While the median sales price was within 3.5 percent of its all-time high in June of this year, the price to income ratio still has 20.0 percent to go before reaching its previous peak (from 2.5 to 3.0). So what does that tell us? First, this might diminsh some concerns over whether another bubble is forming. Second, and despite consistent price increases, it tells us that consumers are not overstretched. Third, it tells us that the current for-sale inventory could be more affordable than some might have thought, perhaps based on other indicators. Fourth, as incomes rise (even in tandem with prices), this ratio should remain fairly stable, since both sides of the fraction are scaling up together. The ratio of 3:1 is 3. The ratio of 6:2 is also 3. If the numerator and denominator scale together, the relationship can remain the same. It’s also worth noting that several major cities in the U.S. as well as other countries have price to income ratios upwards of 10.0.

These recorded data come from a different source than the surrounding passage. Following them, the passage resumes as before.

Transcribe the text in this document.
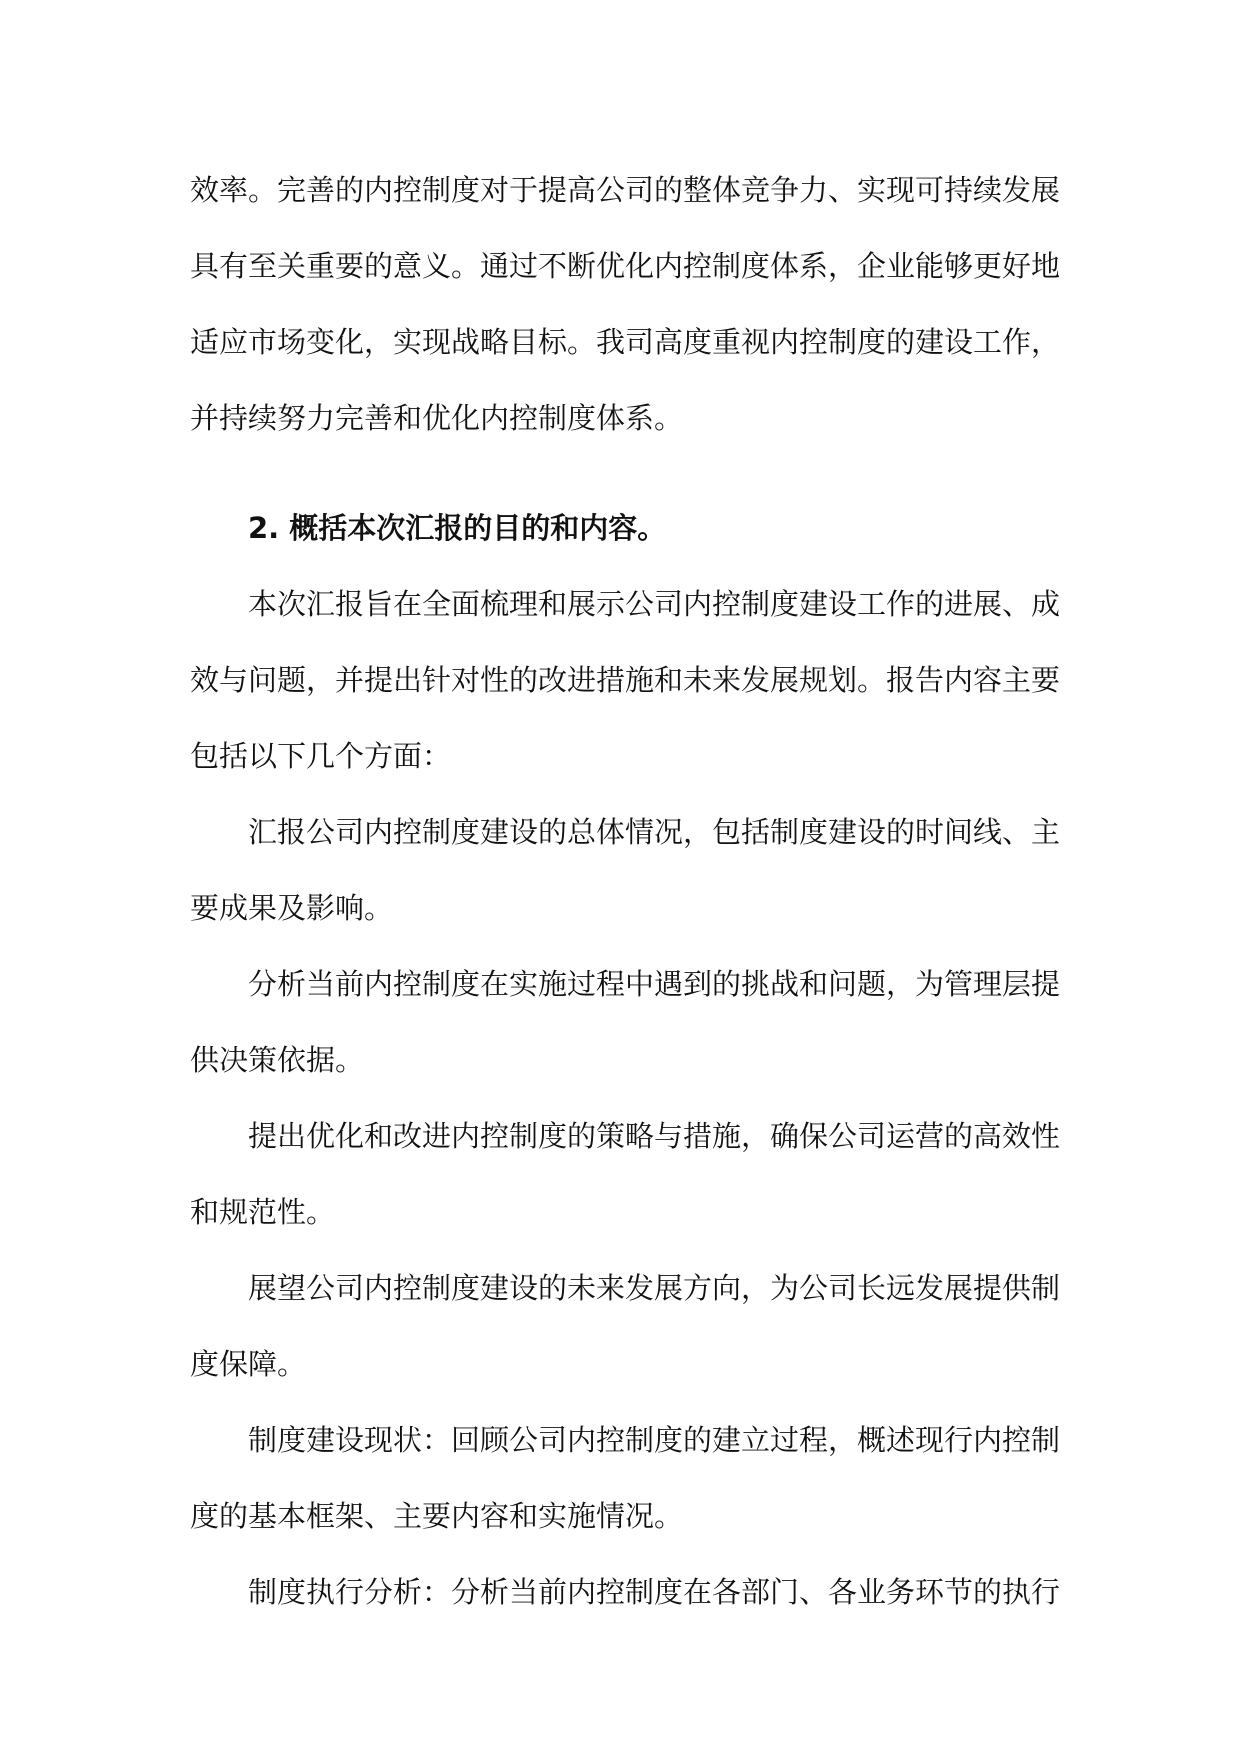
效率。完善的内控制度对于提高公司的整体竞争力、实现可持续发展具有至关重要的意义。通过不断优化内控制度体系，企业能够更好地适应市场变化，实现战略目标。我司高度重视内控制度的建设工作，并持续努力完善和优化内控制度体系。

2. 概括本次汇报的目的和内容。

本次汇报旨在全面梳理和展示公司内控制度建设工作的进展、成效与问题，并提出针对性的改进措施和未来发展规划。报告内容主要包括以下几个方面：

汇报公司内控制度建设的总体情况，包括制度建设的时间线、主要成果及影响。

分析当前内控制度在实施过程中遇到的挑战和问题，为管理层提供决策依据。

提出优化和改进内控制度的策略与措施，确保公司运营的高效性和规范性。

展望公司内控制度建设的未来发展方向，为公司长远发展提供制度保障。

制度建设现状：回顾公司内控制度的建立过程，概述现行内控制度的基本框架、主要内容和实施情况。

制度执行分析：分析当前内控制度在各部门、各业务环节的执行
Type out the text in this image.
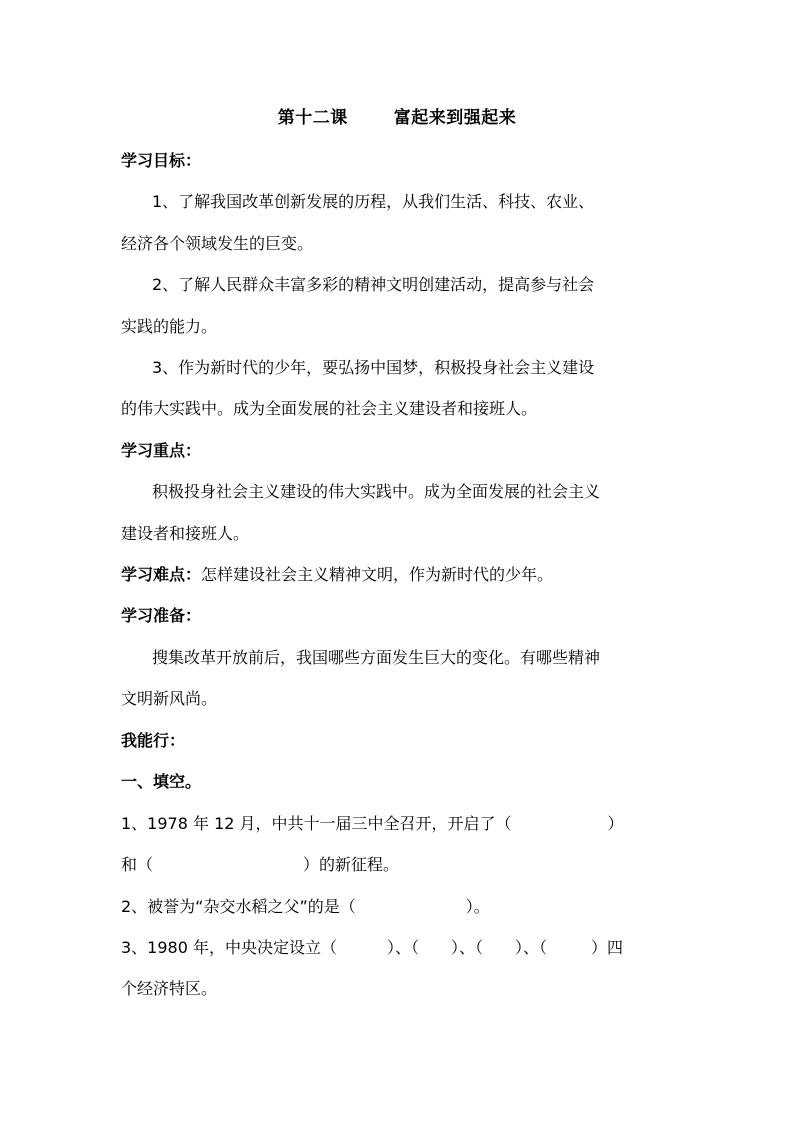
第十二课	富起来到强起来
学习目标：
1、了解我国改革创新发展的历程，从我们生活、科技、农业、
经济各个领域发生的巨变。
2、了解人民群众丰富多彩的精神文明创建活动，提高参与社会
实践的能力。
3、作为新时代的少年，要弘扬中国梦，积极投身社会主义建设
的伟大实践中。成为全面发展的社会主义建设者和接班人。
学习重点：
积极投身社会主义建设的伟大实践中。成为全面发展的社会主义
建设者和接班人。
学习难点：怎样建设社会主义精神文明，作为新时代的少年。
学习准备：
搜集改革开放前后，我国哪些方面发生巨大的变化。有哪些精神
文明新风尚。
我能行：
一、填空。
1、1978 年 12 月，中共十一届三中全召开，开启了（	）
和（	）的新征程。
2、被誉为“杂交水稻之父”的是（	）。
3、1980 年，中央决定设立（	）、（ ）、（ ）、（	）四
个经济特区。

At a time when the median and average sales price measures both near their previous highs from 2005/6, it’s important to use other measures to either confirm or challenge this trend. Even as some metrics return to levels not seen for years, it’s important to remember that we currently have extremely low supply levels, traditional market share still isn’t back to where it once was, new construction and condos make up a smaller slice of the sales pie than in the past and multi-decade low interest rates have joined forces with a recovering labor market and tightening rental market to bolster purchase demand. In other words, there are a number of factors that make today’s market different than the last time prices were this high. For that reason, now more than ever, it’s critical to examine market data through a variety of lenses so that we can get a more holistic perspective on what’s really happening given the shifts that have taken place over the last 10-15 years.
Remember: use the data for good, never for evil.